I support much of what my right hon. Friend said about the rebalancing that is going on in the Bill to make it easier to have good transport policies in metropolitan areas. All of us who have been involved in transport in metropolitan areas for a long time can recognise the case that she makes. Occasionally there is cussedness, plain awkwardness or political differences between authorities that prevent perfectly good transport schemes from going ahead. I understand that argument, but the purpose of the amendments was to say, “If you are rebalancing, where do the electorate come in, because you are rebalancing to a sort of semi-quango in which the electorate cannot be directly involved?” In doing that, we need to put in safeguards, whether those safeguards involve the councils saying, “No, the ITA has got it wrong,” or—we shall come to the relevant amendments later—the electorate being able to throw the rascals out, as they do to us from time to time.
Those safeguards are not present, so I thought that these were moderate amendments that pointed at that. Although what the Minister says is reasonable, those of us who have worked in two-tier areas for a time know that councillors can be bloody-minded and they can do things because they do not like the other lot—sometimes of the same political party. I shall give an example. When Greater Manchester county council was being abolished, I was involved in the creation of what is now the museum of science and industry in Manchester. I went to do the deal with the then leader of the county council to put the aerospace museum into the slightly bigger, county-run museum of science and industry. Bernard Clarke, who was the leader then, said, “You know the reason the doors of these two museums, which we can integrate if you and I get together, are facing in opposite directions is that the two council leaders when they were set up hated each other and would not co-operate.”

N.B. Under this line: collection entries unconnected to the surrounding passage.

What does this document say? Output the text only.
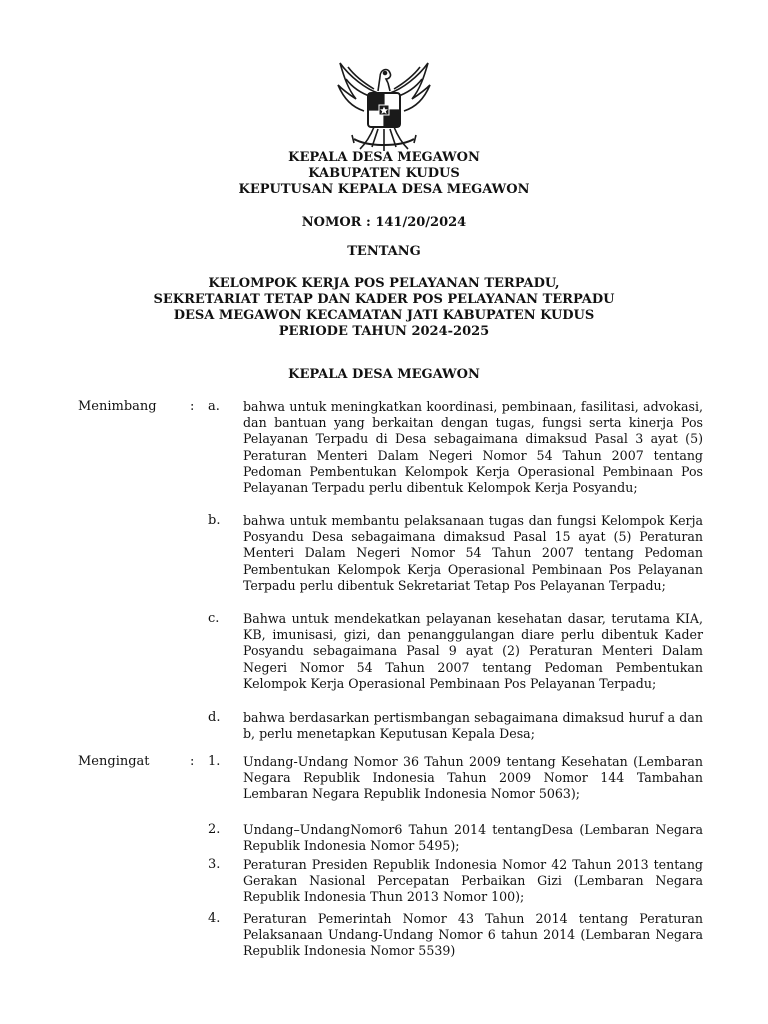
KEPALA DESA MEGAWON
KABUPATEN KUDUS
KEPUTUSAN KEPALA DESA MEGAWON
NOMOR : 141/20/2024
TENTANG
KELOMPOK KERJA POS PELAYANAN TERPADU,
SEKRETARIAT TETAP DAN KADER POS PELAYANAN TERPADU
DESA MEGAWON KECAMATAN JATI KABUPATEN KUDUS
PERIODE TAHUN 2024-2025
KEPALA DESA MEGAWON
Menimbang	: a. bahwa untuk meningkatkan koordinasi, pembinaan, fasilitasi, advokasi, dan bantuan yang berkaitan dengan tugas, fungsi serta kinerja Pos Pelayanan Terpadu di Desa sebagaimana dimaksud Pasal 3 ayat (5) Peraturan Menteri Dalam Negeri Nomor 54 Tahun 2007 tentang Pedoman Pembentukan Kelompok Kerja Operasional Pembinaan Pos Pelayanan Terpadu perlu dibentuk Kelompok Kerja Posyandu;
b. bahwa untuk membantu pelaksanaan tugas dan fungsi Kelompok Kerja Posyandu Desa sebagaimana dimaksud Pasal 15 ayat (5) Peraturan Menteri Dalam Negeri Nomor 54 Tahun 2007 tentang Pedoman Pembentukan Kelompok Kerja Operasional Pembinaan Pos Pelayanan Terpadu perlu dibentuk Sekretariat Tetap Pos Pelayanan Terpadu;
c. Bahwa untuk mendekatkan pelayanan kesehatan dasar, terutama KIA, KB, imunisasi, gizi, dan penanggulangan diare perlu dibentuk Kader Posyandu sebagaimana Pasal 9 ayat (2) Peraturan Menteri Dalam Negeri Nomor 54 Tahun 2007 tentang Pedoman Pembentukan Kelompok Kerja Operasional Pembinaan Pos Pelayanan Terpadu;
d. bahwa berdasarkan pertismbangan sebagaimana dimaksud huruf a dan b, perlu menetapkan Keputusan Kepala Desa;
Mengingat	: 1. Undang-Undang Nomor 36 Tahun 2009 tentang Kesehatan (Lembaran Negara Republik Indonesia Tahun 2009 Nomor 144 Tambahan Lembaran Negara Republik Indonesia Nomor 5063);
2. Undang–UndangNomor6 Tahun 2014 tentangDesa (Lembaran Negara Republik Indonesia Nomor 5495);
3. Peraturan Presiden Republik Indonesia Nomor 42 Tahun 2013 tentang Gerakan Nasional Percepatan Perbaikan Gizi (Lembaran Negara Republik Indonesia Thun 2013 Nomor 100);
4. Peraturan Pemerintah Nomor 43 Tahun 2014 tentang Peraturan Pelaksanaan Undang-Undang Nomor 6 tahun 2014 (Lembaran Negara Republik Indonesia Nomor 5539)
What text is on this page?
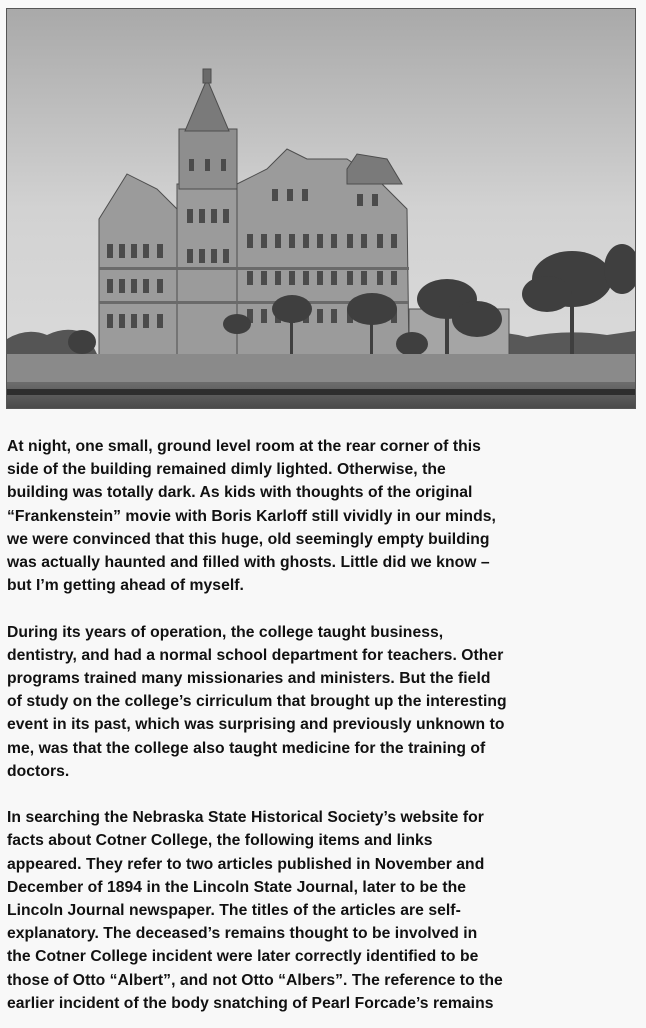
At night, one small, ground level room at the rear corner of this
side of the building remained dimly lighted. Otherwise, the
building was totally dark. As kids with thoughts of the original
“Frankenstein” movie with Boris Karloff still vividly in our minds,
we were convinced that this huge, old seemingly empty building
was actually haunted and filled with ghosts. Little did we know –
but I’m getting ahead of myself.

During its years of operation, the college taught business,
dentistry, and had a normal school department for teachers. Other
programs trained many missionaries and ministers. But the field
of study on the college’s cirriculum that brought up the interesting
event in its past, which was surprising and previously unknown to
me, was that the college also taught medicine for the training of
doctors.

In searching the Nebraska State Historical Society’s website for
facts about Cotner College, the following items and links
appeared. They refer to two articles published in November and
December of 1894 in the Lincoln State Journal, later to be the
Lincoln Journal newspaper. The titles of the articles are self-
explanatory. The deceased’s remains thought to be involved in
the Cotner College incident were later correctly identified to be
those of Otto “Albert”, and not Otto “Albers”. The reference to the
earlier incident of the body snatching of Pearl Forcade’s remains
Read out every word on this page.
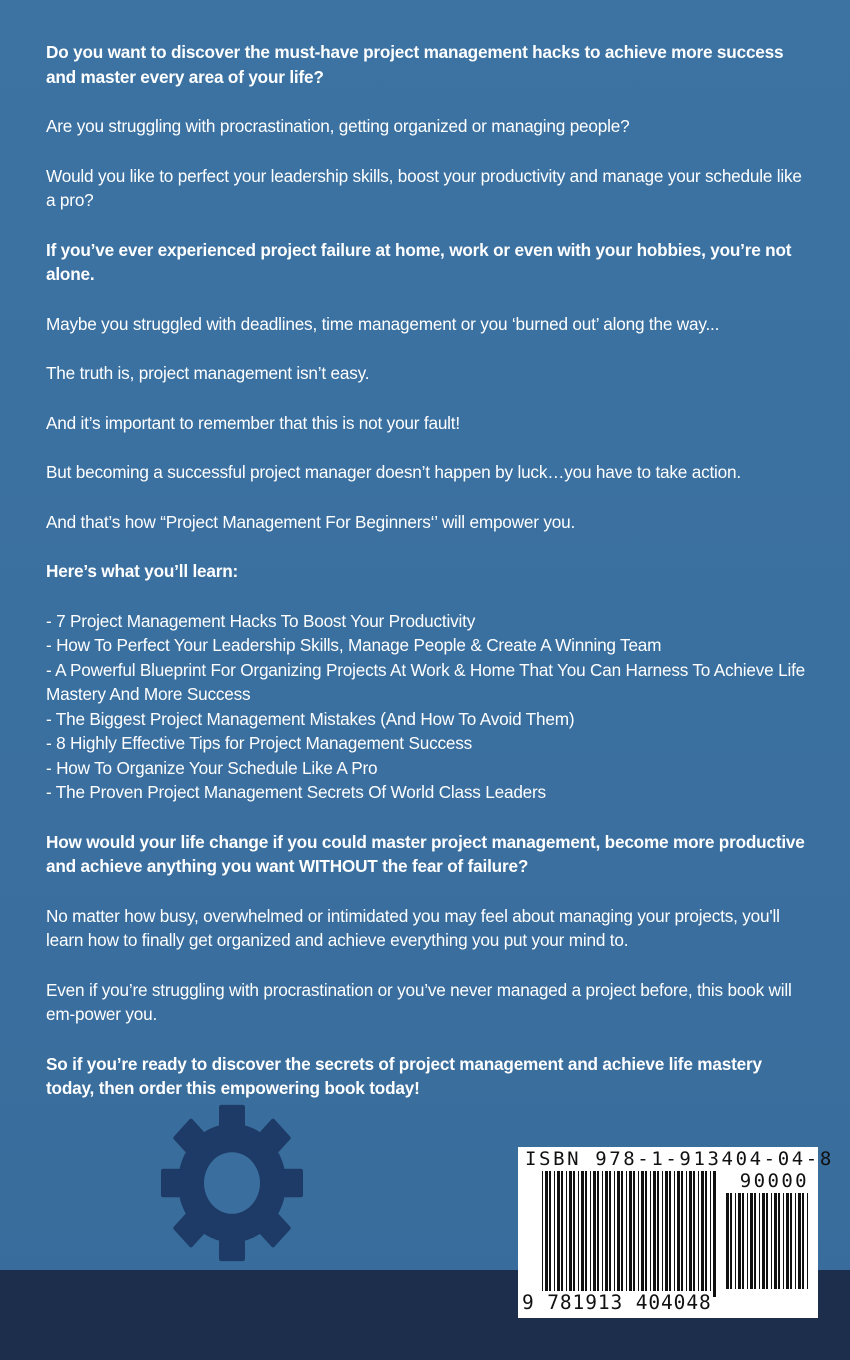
Do you want to discover the must-have project management hacks to achieve more success and master every area of your life?

Are you struggling with procrastination, getting organized or managing people?

Would you like to perfect your leadership skills, boost your productivity and manage your schedule like a pro?

If you’ve ever experienced project failure at home, work or even with your hobbies, you’re not alone.

Maybe you struggled with deadlines, time management or you ‘burned out’ along the way...

The truth is, project management isn’t easy.

And it’s important to remember that this is not your fault!

But becoming a successful project manager doesn’t happen by luck…you have to take action.

And that’s how “Project Management For Beginners‘’ will empower you.

Here’s what you’ll learn:

- 7 Project Management Hacks To Boost Your Productivity
- How To Perfect Your Leadership Skills, Manage People & Create A Winning Team
- A Powerful Blueprint For Organizing Projects At Work & Home That You Can Harness To Achieve Life Mastery And More Success
- The Biggest Project Management Mistakes (And How To Avoid Them)
- 8 Highly Effective Tips for Project Management Success
- How To Organize Your Schedule Like A Pro
- The Proven Project Management Secrets Of World Class Leaders

How would your life change if you could master project management, become more productive and achieve anything you want WITHOUT the fear of failure?

No matter how busy, overwhelmed or intimidated you may feel about managing your projects, you'll learn how to finally get organized and achieve everything you put your mind to.

Even if you’re struggling with procrastination or you’ve never managed a project before, this book will em-power you.

So if you’re ready to discover the secrets of project management and achieve life mastery today, then order this empowering book today!

ISBN 978-1-913404-04-8
90000
9 781913 404048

That can happen just as easily in relation to transport, so while we are rebalancing in favour of making it easier to have an integrated transport policy, we must recognise that an ITA could have bloody-minded people on it who are not directly accountable and who could do the equivalent thing in the area of transport to what happened with those two museums. Because we are all human beings, the ITA will not always be able to get its policies right. I live on the boundary of Manchester, Salford and Bury, and at the moment an appalling road-widening scheme is going on for bus lanes. Bury, which is the highways authority, has got it completely wrong, in my opinion and, I would guess, in the opinion of many people who look at it. The amendments are meant to deal with matters that the ITA gets wrong, and to put in some checks and balances.
The answer to that, my right hon. Friend the Minister says, is not the electorate. It is that all the councils that are part of the metropolitan area will send people along, so they cannot really get it that wrong. I have to say that that has not been my experience. If we do the arithmetic, we will find that it depends on the basis of the membership of the ITA. An ITA could be unreasonably repressive to one authority and put forward schemes that may well be part of a bigger integrated transport scheme but are unreasonable to the people who live in the area. It is unlikely, but, in the case of Manchester, 10 hung councils could all send representatives of a particular political party. That would be completely unrepresentative of the districts.
I shall withdraw the amendment, but I think that we will come back later in the Bill not just to this point but to some others that deal with the same core issue. We may come back to it on Report, because while I agree with the balance of the Bill, which furthers better transport, I do not think that we have this right.